Joaquín Pérez Azaústre.

La tragedia de Rita Barberá es su degradación con aire de época. Cuando los episodios nacionales de la putrefacción parecían encadenados sin posibilidad de sorpresa, con su repetición seriada hasta el hartazgo, de pronto estalla Rita Barberá como una masa agigantada de osadía y agónico descaro, agarrándose al aforamiento y sugiriendo su posible culpabilidad. En nuestro Estado de derecho, todavía al menos, la presunción de inocencia sigue siendo una especie de límite moral para nuestro incendio colectivo, al contrario de lo que parece pensar Juan Carlos Rodríguez Ybarra. No es que España se haya vuelto “un país justiciero”, sino que andamos ahítos de injusticias varias. Sin embargo, el azote mediático, esta acumulación de robo a mano armada de legitimación electoral, parecía haber alcanzado sus mayores cotas de originalidad: todos los tipos más o menos parecidos, con esa arrogancia engominada sobre los cuellos altos de camisas italianas, con traje caro y zapatos lustrosos, cubiertos por abrigos amarillos no muy diferentes de aquel con piel de camello que ocupó el corpachón de William Holden en ese Sunset Boulevard tan crepuscular, comprado por Gloria Swanson/Norma Desmond, con un deseo febril de juventud. Aquí puede haber habido ese mismo deseo febril de cuerpos dorados en la orilla, tostados por el sol de las líneas salinas, pero lo que se ha impuesto ha sido el maletín lleno de fajos. Así, hace tiempo que todos estos tipos son un lugar común con poca gracia –o maldita la gracia- como caricatura de la realidad. Pero entonces llega Rita Barberá, sola ante el peligro de la soledad sin palacio de invierno, sin mansión ajada ni paraíso perdido, y su propio PP, que antes movía la tierra cuando saltaba con ella en plena victoria electoral, antes de brindar con un gin-tonic, le da la espalda, le agradece los servicios prestados y le pide además que abandone su sitio del Senado, esa toga amplia y transparente de legitimidad.

Ese carácter desbordante, con su corporeidad cavernosa de voz, la arrogancia intuitiva de encarar la alcaldía de Valencia y la misma política como la propiedad de un territorio sin ley, con sus instituciones como parcelas rústicas, controladas por una red de capataces a sueldo, parecen varias de las singularidades de esta mujer grande en su expansión entre los lazos del dinero público, como ranchera fuerte y poderosa, de volumen sensible, traicionada y vendida por los suyos, que puede terminar disparando al pianista, mientras se pide un whisky tras llevarse a varios de los suyos por delante.

Rita Barberá está sola, pero no lo ha estado hasta ahora: ni en lo que hacía, ni en su manera de hacerlo, porque la acompañaban varios de los que hoy reclaman su marcha.
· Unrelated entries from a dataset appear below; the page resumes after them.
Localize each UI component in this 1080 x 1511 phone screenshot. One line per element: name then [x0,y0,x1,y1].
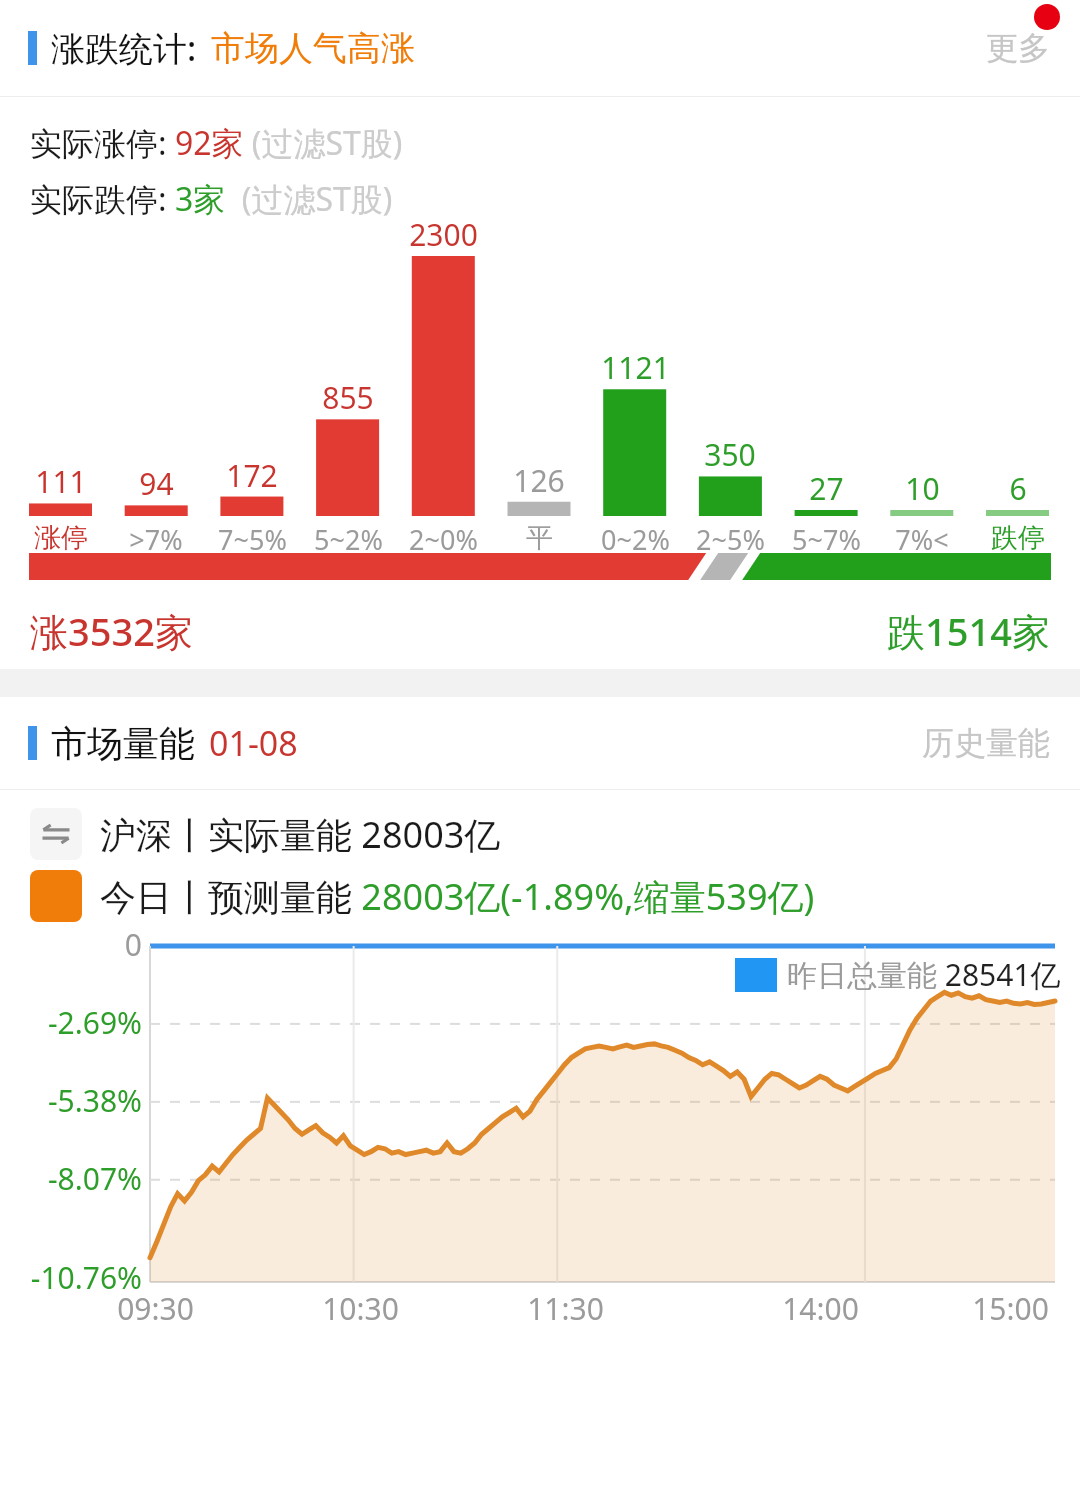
staticText: 10:30 [322,1288,399,1329]
staticText: 2~0% [409,521,478,558]
staticText: 94 [139,463,174,504]
staticText: 01-08 [209,720,298,766]
staticText: 市场人气高涨 [211,27,415,70]
staticText: >7% [129,521,183,558]
staticText: 5~2% [314,521,383,558]
staticText: -8.07% [47,1158,142,1199]
staticText: 126 [513,460,565,501]
staticText: 15:00 [972,1288,1049,1329]
staticText: 10 [905,468,940,509]
staticText: 0 [124,924,142,965]
staticText: 350 [704,434,756,475]
staticText: 2~5% [696,521,765,558]
staticText: 实际涨停: 92家 (过滤ST股) [30,121,403,165]
staticText: 今日丨预测量能 28003亿(-1.89%,缩量539亿) [100,872,815,921]
staticText: 涨跌统计: [51,25,197,71]
staticText: -2.69% [47,1002,142,1043]
button[interactable]: Switch market [30,808,82,860]
staticText: 跌1514家 [887,605,1050,657]
staticText: 实际跌停: 3家 (过滤ST股) [30,177,393,221]
staticText: 11:30 [527,1288,604,1329]
button[interactable]: 更多 [986,0,1080,96]
staticText: -10.76% [30,1257,142,1298]
staticText: 0~2% [601,521,670,558]
staticText: 市场量能 [51,721,195,766]
staticText: 172 [226,455,278,496]
staticText: 更多 [986,28,1050,68]
staticText: 平 [526,521,553,555]
button[interactable]: 历史量能 [922,697,1080,789]
staticText: 7~5% [218,521,287,558]
staticText: 跌停 [991,521,1045,555]
staticText: 历史量能 [922,723,1050,763]
staticText: 涨停 [34,521,88,555]
staticText: 2300 [409,214,478,255]
staticText: 6 [1009,468,1027,509]
staticText: 涨3532家 [30,605,193,657]
staticText: 14:00 [782,1288,859,1329]
staticText: 沪深丨实际量能 28003亿 [100,810,501,859]
staticText: 5~7% [792,521,861,558]
staticText: -5.38% [47,1080,142,1121]
staticText: 111 [35,461,87,502]
staticText: 7%< [895,521,949,558]
staticText: 昨日总量能 28541亿 [787,954,1061,995]
staticText: 1121 [601,347,670,388]
staticText: 09:30 [117,1288,194,1329]
staticText: 855 [322,377,374,418]
staticText: 27 [809,468,844,509]
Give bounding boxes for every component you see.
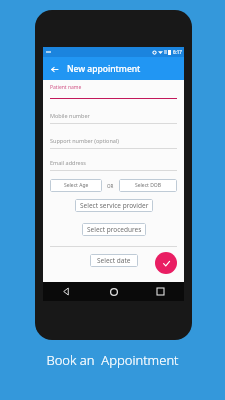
staticText: New appointment: [67, 63, 141, 75]
staticText: Select date: [97, 256, 131, 265]
button[interactable]: Select date: [90, 254, 138, 267]
button[interactable]: Support number (optional): [50, 137, 177, 149]
button[interactable]: Patient name: [50, 84, 177, 99]
button[interactable]: Confirm appointment: [155, 252, 177, 274]
button[interactable]: Select DOB: [119, 179, 177, 192]
staticText: Select service provider: [80, 201, 149, 210]
staticText: Select Age: [64, 182, 89, 189]
button[interactable]: Email address: [50, 159, 177, 171]
staticText: Support number (optional): [50, 137, 119, 144]
button[interactable]: Home: [90, 282, 137, 301]
button[interactable]: Mobile number: [50, 112, 177, 124]
button[interactable]: Select Age: [50, 179, 102, 192]
staticText: Select DOB: [135, 182, 161, 189]
staticText: Select procedures: [87, 225, 142, 234]
staticText: OR: [107, 183, 114, 189]
button[interactable]: Recent apps: [137, 282, 184, 301]
button[interactable]: Select procedures: [82, 223, 146, 236]
staticText: Patient name: [50, 84, 82, 91]
button[interactable]: Back: [43, 282, 90, 301]
staticText: 6:17: [173, 49, 182, 55]
button[interactable]: Select service provider: [75, 199, 153, 212]
staticText: Book an Appointment: [0, 351, 225, 369]
button[interactable]: Back: [48, 63, 60, 75]
staticText: Email address: [50, 159, 86, 166]
staticText: Mobile number: [50, 112, 90, 119]
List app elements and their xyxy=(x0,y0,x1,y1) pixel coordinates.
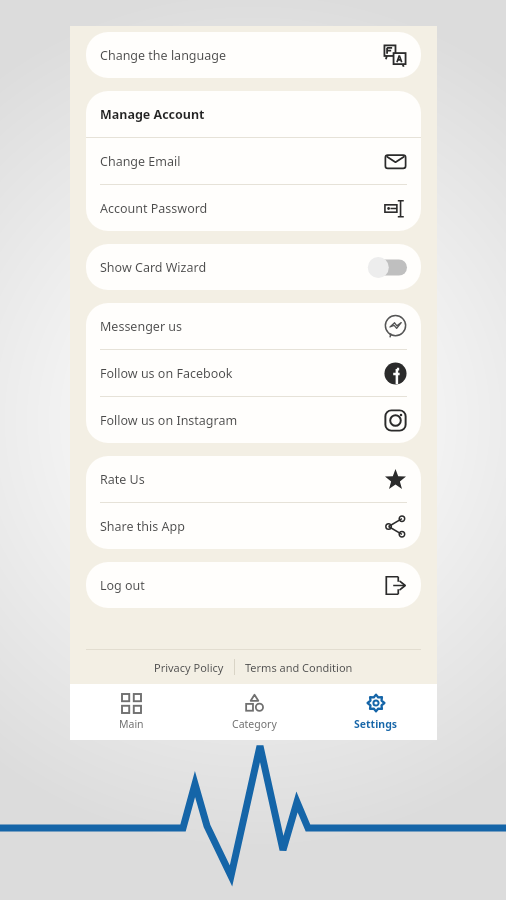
staticText: Manage Account xyxy=(100,106,205,123)
other: Follow us on Facebook xyxy=(384,362,407,385)
button[interactable]: Follow us on Instagram xyxy=(86,397,421,443)
button[interactable]: Show Card Wizard xyxy=(86,244,421,290)
other: Rate Us xyxy=(384,468,407,491)
button[interactable]: Follow us on Facebook xyxy=(86,350,421,396)
button[interactable]: Show Card Wizard toggle xyxy=(367,257,407,278)
staticText: Change the language xyxy=(100,47,227,64)
other: Log out xyxy=(384,574,407,597)
other: Messenger us xyxy=(384,315,407,338)
button[interactable]: Terms and Condition xyxy=(235,660,363,675)
button[interactable]: Settings xyxy=(315,684,437,740)
staticText: Main xyxy=(119,717,144,731)
button[interactable]: Rate Us xyxy=(86,456,421,502)
other: Change Email xyxy=(384,150,407,173)
button[interactable]: Share this App xyxy=(86,503,421,549)
staticText: Follow us on Instagram xyxy=(100,412,238,429)
staticText: Follow us on Facebook xyxy=(100,365,233,382)
staticText: Terms and Condition xyxy=(245,660,353,675)
button[interactable]: Main xyxy=(70,684,193,740)
button[interactable]: Messenger us xyxy=(86,303,421,349)
other: Follow us on Instagram xyxy=(384,409,407,432)
button[interactable]: Manage Account xyxy=(86,91,421,137)
staticText: Share this App xyxy=(100,518,185,535)
staticText: Category xyxy=(232,717,277,731)
staticText: Messenger us xyxy=(100,318,183,335)
button[interactable]: Category xyxy=(193,684,315,740)
button[interactable]: Account Password xyxy=(86,185,421,231)
staticText: Change Email xyxy=(100,153,181,170)
button[interactable]: Change the language xyxy=(86,32,421,78)
staticText: Show Card Wizard xyxy=(100,259,207,276)
staticText: Settings xyxy=(354,717,398,731)
button[interactable]: Privacy Policy xyxy=(144,660,234,675)
staticText: Privacy Policy xyxy=(154,660,224,675)
staticText: Rate Us xyxy=(100,471,145,488)
staticText: Account Password xyxy=(100,200,208,217)
button[interactable]: Change Email xyxy=(86,138,421,184)
other: Share this App xyxy=(384,515,407,538)
other: Change the language xyxy=(383,43,407,67)
button[interactable]: Log out xyxy=(86,562,421,608)
other: Account Password xyxy=(384,197,407,220)
staticText: Log out xyxy=(100,577,145,594)
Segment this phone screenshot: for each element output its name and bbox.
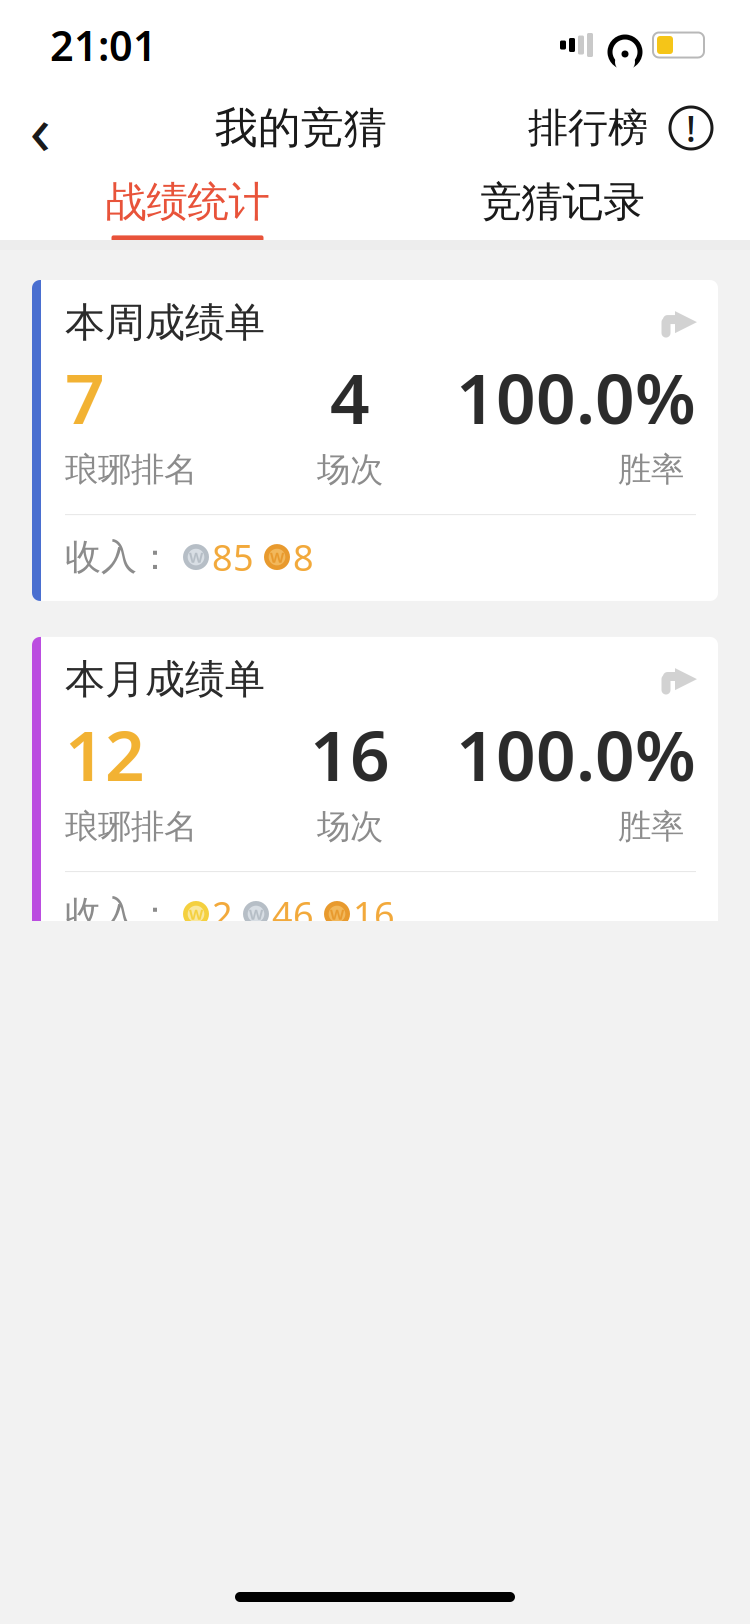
staticText: 2: [212, 890, 233, 938]
staticText: 46: [272, 890, 314, 938]
staticText: 我的竞猜: [215, 102, 387, 154]
button[interactable]: Info: [654, 93, 728, 163]
staticText: 4: [330, 351, 370, 443]
staticText: 本月成绩单: [65, 655, 265, 704]
staticText: 琅琊排名: [65, 449, 197, 490]
staticText: 7: [65, 351, 105, 443]
staticText: 排行榜: [528, 103, 648, 152]
staticText: W: [270, 547, 284, 567]
staticText: ▶: [674, 303, 698, 336]
staticText: ‹: [30, 82, 50, 174]
staticText: 收入：: [65, 535, 173, 579]
staticText: 100.0%: [456, 351, 696, 443]
button[interactable]: 排行榜: [522, 93, 654, 163]
staticText: 16: [353, 890, 395, 938]
staticText: W: [249, 904, 263, 924]
staticText: 战绩统计: [106, 177, 270, 227]
button[interactable]: 本月成绩单: [32, 637, 718, 958]
staticText: 竞猜记录: [480, 177, 644, 227]
staticText: !: [686, 104, 696, 152]
staticText: 12: [65, 708, 145, 800]
button[interactable]: 竞猜记录: [375, 165, 750, 241]
staticText: 琅琊排名: [65, 806, 197, 847]
staticText: 100.0%: [456, 708, 696, 800]
staticText: 胜率: [618, 449, 684, 490]
staticText: 场次: [317, 449, 383, 490]
staticText: W: [189, 904, 203, 924]
staticText: 16: [310, 708, 390, 800]
staticText: ▶: [674, 660, 698, 693]
staticText: W: [189, 547, 203, 567]
button[interactable]: 战绩统计: [0, 165, 375, 241]
button[interactable]: 本周成绩单: [32, 280, 718, 601]
staticText: 胜率: [618, 806, 684, 847]
staticText: 8: [293, 533, 314, 581]
staticText: 收入：: [65, 892, 173, 936]
staticText: 21:01: [50, 18, 157, 72]
staticText: W: [330, 904, 344, 924]
button[interactable]: Back: [0, 93, 80, 163]
staticText: 场次: [317, 806, 383, 847]
staticText: 85: [212, 533, 254, 581]
staticText: 本周成绩单: [65, 298, 265, 347]
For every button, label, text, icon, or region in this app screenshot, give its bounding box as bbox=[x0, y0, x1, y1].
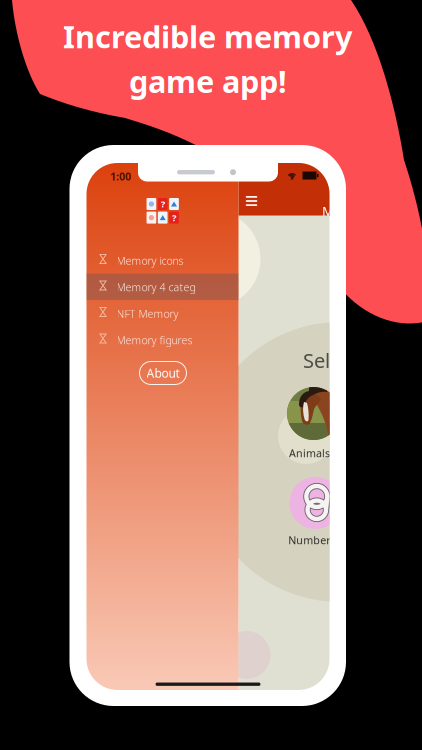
button[interactable]: Memory icons bbox=[86, 247, 238, 274]
staticText: Numbers bbox=[288, 533, 335, 547]
staticText: About bbox=[146, 365, 180, 381]
button[interactable]: Numbers bbox=[289, 477, 341, 557]
staticText: Select bbox=[303, 347, 358, 374]
staticText: Memory icons bbox=[116, 254, 184, 268]
staticText: Memory figures bbox=[116, 333, 192, 347]
staticText: Animals bbox=[289, 446, 330, 460]
button[interactable]: Animals bbox=[287, 387, 340, 467]
staticText: Incredible memory bbox=[63, 16, 353, 57]
button[interactable]: Open menu bbox=[240, 189, 264, 213]
button[interactable]: NFT Memory bbox=[86, 300, 238, 326]
button[interactable]: About bbox=[140, 362, 186, 384]
staticText: ? bbox=[172, 211, 176, 224]
staticText: ? bbox=[161, 198, 165, 210]
staticText: Memory 4 categ bbox=[116, 280, 196, 294]
staticText: NFT Memory bbox=[116, 307, 178, 321]
button[interactable]: Memory figures bbox=[86, 326, 238, 353]
button[interactable]: Memory 4 categ bbox=[86, 274, 238, 300]
staticText: 1:00 bbox=[110, 169, 131, 183]
staticText: Memory bbox=[322, 202, 375, 220]
staticText: game app! bbox=[129, 61, 287, 101]
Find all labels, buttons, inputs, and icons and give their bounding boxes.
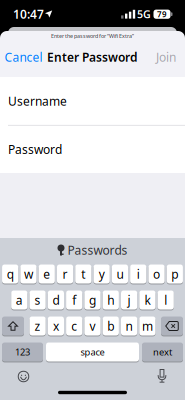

Su silencio será caro, aunque anden exigiendo su sueldo de senadora. El aforamiento es una garantía ciudadana para la protección jurídica de nuestros representantes, pero convertirlo en una fortaleza de la villanía es un descrédito de nuestra democracia visceral. Rita Barberá, abandonada en su película, se agarra a su aforamiento para hundirse dramáticamente.